Le Corse défenestré : "pas de faute" des enquêteurs

le 14 juin 2007 à 21h21 , mis à jour le 15 juin 2007 à 18h13

L'indépendantiste corse qui s'est jeté jeudi du 3e étage des locaux de la sous direction antiterroriste, risque de graves séquelles.

[Expiré] [Expiré] PJ Police judiciaire © AFP/Patrice Lapoirie

Dominique Pasqualaggi, l'indépendantiste corse soupçonné de participation à un attentat en 2006 à Aix-en-Provence, et qui s'était grièvement blessé jeudi en se jetant du 3e étage des locaux de la sous-direction antiterroriste de la PJ à Paris, semble sauvé mais risque de graves séquelles. "Son état est stable, les fonctions vitales sont stabilisées, ses jours ne sont pas en danger, c'est ce qu'ont dit les médecins à sa famille qui n'a pas encore pu le voir, mais il souffre de multiples et graves fractures, notamment du bassin", a déclaré vendredi Jean-Marc Rodriguez, un ami de la victime. Un peu plus tôt, nettement plus pessimiste, l'avocat du militant corse avait pourtant assuré que "le pronostic vital est engagé" et estimé que "les chances de survie de son client devaient se jouer dans les 48 heures après son hospitalisation".

Ce même avocat, Me Pascal Garbarini, avait dit dès jeudi soir ne pas croire à la thèse de la tentative de suicide. "Il ne faisait pas l'objet de déprime ou de détresse depuis son incarcération", avait-il expliqué. Déjà écroué dans le cadre d'une autre affaire, l'homme était en garde à vue dans les locaux lors du drame. "On est dans l'expectative. J'attends d'avoir des assurances sur la manière dont s'est déroulée la garde à vue. On a besoin de savoir de quelle manière il a été traité", avait indiqué, soulignant que son client "était dans un local non sécurisé" et que "la fenêtre était ouverte. On m'a précisé qu'il était menotté et qu'il s'était détaché". La garde à vue, qui avait débuté mardi, avait été prolongée dans la nuit de mercredi à jeudi, alors que l'état du militant corse "ne pouvait en rien laisser présager cet acte", selon une source policière.

"Brusquement, Pasqualaggi s'est précipité par la fenêtre"

La directrice centrale de la police judiciaire  (DCPJ) a assuré vendredi que ses enquêteurs n'avaient "pas  commis de faute" lors de la défenestration. "Il était très calme, et pour les enquêteurs, tout laisse à penser qu'il a  cherché à fuir", a-t-elle ajouté. Alors que l'enquêteur qui avait rédigé le PV était allé le soumettre à son  chef de service, M. Pasqualaggi a demandé au deuxième, resté avec lui, de  "desserrer légèrement" la menotte à son poignet, ce "qui a été fait".

Puis, "brusquement, Pasqualaggi s'est précipité par la fenêtre, a sauté sans  (qu'on) ait eu le temps et la possibilité de le retenir", a-t-elle poursuivi,  faisant également état du témoignage d'un tiers qui, depuis un autre bâtiment, a  vu l'homme "prendre un élan, bras écartés, comme quelqu'un qui veut maîtriser le saut". Selon la DCPJ, cela permettrait d'écarter la thèse d'une tentative de  suicide, au profit de celle d'une tentative d'évasion. La fenêtre par laquelle Dominique Pasqualaggi s'est précipité était "restée  ouverte car il faisait très chaud dans la pièce", a relevé la directrice,  ajoutant : "je pense qu'il a pu transpirer, forcer et très lentement extraire sa  main de la menotte".

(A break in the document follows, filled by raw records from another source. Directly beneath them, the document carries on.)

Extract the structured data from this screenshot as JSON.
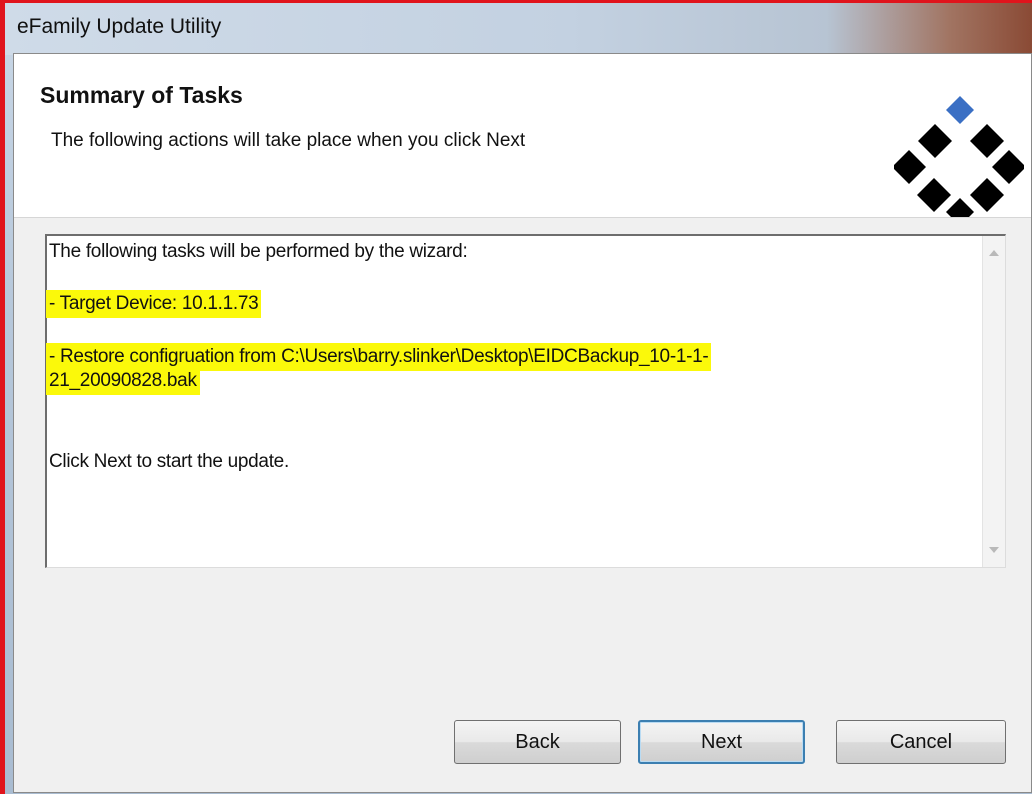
{
  "window": {
    "title": "eFamily Update Utility"
  },
  "header": {
    "title": "Summary of Tasks",
    "subtitle": "The following actions will take place when you click Next"
  },
  "summary": {
    "intro": "The following tasks will be performed by the wizard:",
    "target_device": "- Target Device: 10.1.1.73",
    "restore_line1": "- Restore configruation from C:\\Users\\barry.slinker\\Desktop\\EIDCBackup_10-1-1-",
    "restore_line2": "21_20090828.bak",
    "footer": "Click Next to start the update.",
    "highlight_color": "#fbf90a"
  },
  "buttons": {
    "back": "Back",
    "next": "Next",
    "cancel": "Cancel"
  },
  "colors": {
    "logo_accent": "#3a6fc4",
    "logo_main": "#000000"
  }
}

"On utilise la garde à vue à outrance"

Dominique Pasqualaggi avait été mis en examen et écroué en juin 2006 avec trois autres personnes dans le cadre de l'enquête sur un attentat commis en janvier contre le Trésor public d'Aix-en-Provence qui avait coûté la vie à un militant indépendantiste corse. Selon Me Garbarini, son client avait déjà été extrait le 23 mai pour être interrogé dans une procédure concernant les attentats perpétrés en Corse en août et octobre 2005 contre quatre mairies.

"On utilise la garde à vue à outrance", a-t-il accusé, en suggérant que son client aurait pu être entendu directement dans tous ces dossiers par le ou les juges d'instructions saisis. "Mais on a préféré saucissonner ces procédures pour pouvoir multiplier les gardes à vue et faire ainsi pression sur les détenus en l'absence de leur avocat. C'est un détournement de la procédure pénale", a dénoncé Me Garbarini. La ministre de l'Intérieur Michèle Alliot-Marie  a annoncé jeudi soir qu'elle avait chargé l'Inspection générale des services de  police (IGPN, la police des polices), d'une "enquête administrative".